Karena setelah pihaknya hitung-hitung, hanya mendapat Rp333,00 per hari, yang menurutnya tidak dapat digunakan untuk menutupi pengeluaran keluarga.
“Kami Aliansi PBB sudah melayangkan surat pada tanggal 23 Oktober 2020 kepada Gubernur Kalsel, untuk tidak menanggapi rekomendasi Dewan Pengupahan Provinsi tentang Kenaikan UMP sebesar Rp 10.000,” tegasnya.
Ia juga menyesalkan terbitnya Surat Edaran Menteri Ketenagakerjaan yang menyebutkan, bahwa Upah Minimum 2021 tidak ada kenaikan, atau tidak ada perbedaan besaran dengan upah yang berlaku tahun ini, dan meminta kepala daerah untuk melakukan penyesuaian penetapan upah minimum.
Dengan keluarnya surat edaran tersebut, menurut Yoeyoen yang juga Ketua Federasi Serikat Metal Seluruh Indonesia (FSPMI) Kalsel, bisa memicu aksi perlawanan lebih besar terhadap Omnibus Law Undang-undang Cipta Kerja.

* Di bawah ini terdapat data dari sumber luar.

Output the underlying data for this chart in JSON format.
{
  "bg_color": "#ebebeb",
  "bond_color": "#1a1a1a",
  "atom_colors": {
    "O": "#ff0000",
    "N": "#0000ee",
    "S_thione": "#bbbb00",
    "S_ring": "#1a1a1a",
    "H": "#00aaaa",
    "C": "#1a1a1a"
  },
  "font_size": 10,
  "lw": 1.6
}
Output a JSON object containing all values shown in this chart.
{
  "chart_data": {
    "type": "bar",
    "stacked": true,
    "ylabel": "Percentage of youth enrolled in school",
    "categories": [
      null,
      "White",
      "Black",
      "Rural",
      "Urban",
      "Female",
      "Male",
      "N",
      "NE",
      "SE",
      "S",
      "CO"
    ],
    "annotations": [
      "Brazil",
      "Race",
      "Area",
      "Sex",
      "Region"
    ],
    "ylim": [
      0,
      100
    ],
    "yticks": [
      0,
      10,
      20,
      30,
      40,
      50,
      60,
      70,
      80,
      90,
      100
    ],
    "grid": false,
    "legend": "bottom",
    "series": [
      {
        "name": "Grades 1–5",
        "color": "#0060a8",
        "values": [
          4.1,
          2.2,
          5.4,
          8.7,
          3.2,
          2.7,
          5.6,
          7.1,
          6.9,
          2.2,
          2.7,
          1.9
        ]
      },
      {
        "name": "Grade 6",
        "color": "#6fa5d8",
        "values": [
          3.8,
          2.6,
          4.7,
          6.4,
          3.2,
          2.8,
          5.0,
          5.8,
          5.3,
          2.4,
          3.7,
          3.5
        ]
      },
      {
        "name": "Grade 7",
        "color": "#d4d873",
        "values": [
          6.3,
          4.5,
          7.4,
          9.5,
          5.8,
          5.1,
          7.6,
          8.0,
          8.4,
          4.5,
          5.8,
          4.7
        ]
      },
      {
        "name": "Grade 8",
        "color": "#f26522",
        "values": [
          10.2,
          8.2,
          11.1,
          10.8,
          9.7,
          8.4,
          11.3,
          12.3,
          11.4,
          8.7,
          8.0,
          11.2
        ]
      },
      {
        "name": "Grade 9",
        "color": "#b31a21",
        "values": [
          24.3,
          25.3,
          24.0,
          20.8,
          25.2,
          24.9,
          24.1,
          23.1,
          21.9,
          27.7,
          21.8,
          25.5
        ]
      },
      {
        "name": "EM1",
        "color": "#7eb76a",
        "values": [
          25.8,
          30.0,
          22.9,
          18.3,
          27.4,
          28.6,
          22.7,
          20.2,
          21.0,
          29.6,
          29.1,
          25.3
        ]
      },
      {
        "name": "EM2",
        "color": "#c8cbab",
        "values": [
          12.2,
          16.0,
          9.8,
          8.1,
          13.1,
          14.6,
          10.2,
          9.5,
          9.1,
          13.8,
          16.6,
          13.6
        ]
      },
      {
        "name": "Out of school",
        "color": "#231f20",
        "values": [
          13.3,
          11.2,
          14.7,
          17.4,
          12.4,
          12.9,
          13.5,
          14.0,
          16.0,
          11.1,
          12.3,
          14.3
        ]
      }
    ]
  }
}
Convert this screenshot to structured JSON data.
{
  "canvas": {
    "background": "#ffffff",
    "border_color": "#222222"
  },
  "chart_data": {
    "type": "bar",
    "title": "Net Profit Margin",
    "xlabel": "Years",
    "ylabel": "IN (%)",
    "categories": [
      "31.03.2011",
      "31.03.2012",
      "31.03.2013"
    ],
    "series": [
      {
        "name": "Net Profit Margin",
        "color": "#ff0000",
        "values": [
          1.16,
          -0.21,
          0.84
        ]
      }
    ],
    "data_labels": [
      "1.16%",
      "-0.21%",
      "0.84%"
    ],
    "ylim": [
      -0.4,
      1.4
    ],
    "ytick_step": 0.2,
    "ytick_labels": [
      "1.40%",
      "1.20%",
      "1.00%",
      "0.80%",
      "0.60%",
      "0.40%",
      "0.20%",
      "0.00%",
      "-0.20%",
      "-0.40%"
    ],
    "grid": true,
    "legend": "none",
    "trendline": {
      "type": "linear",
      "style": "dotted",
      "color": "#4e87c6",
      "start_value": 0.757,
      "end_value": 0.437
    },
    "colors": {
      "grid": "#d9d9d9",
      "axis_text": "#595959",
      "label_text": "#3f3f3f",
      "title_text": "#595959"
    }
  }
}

Ia mengakui, jika kondisi perusahaan atau pengusaha saat ini juga sedang susah, namun buruh justru lebih susah lagi, karena banyaknya yang dirumahkan atau bahkan diPHK.
Atas kondisi ini, ia mengharapkan pemerintah bersikap lebih adil, dengan tetap mengadakan kenaikan upah minimum tahun depan lewat besaran nilai yang lebih layak, untuk memenuhi kebutuhan hidup sehari-hari yang semakin mahal.
“Jangan dipukul rata semua perusahaan tidak mampu. Faktanya, di tahun 1998 pun tetap ada kenaikan upah minimum untuk menjaga daya beli masyarakat,” ujar Yoeyoen.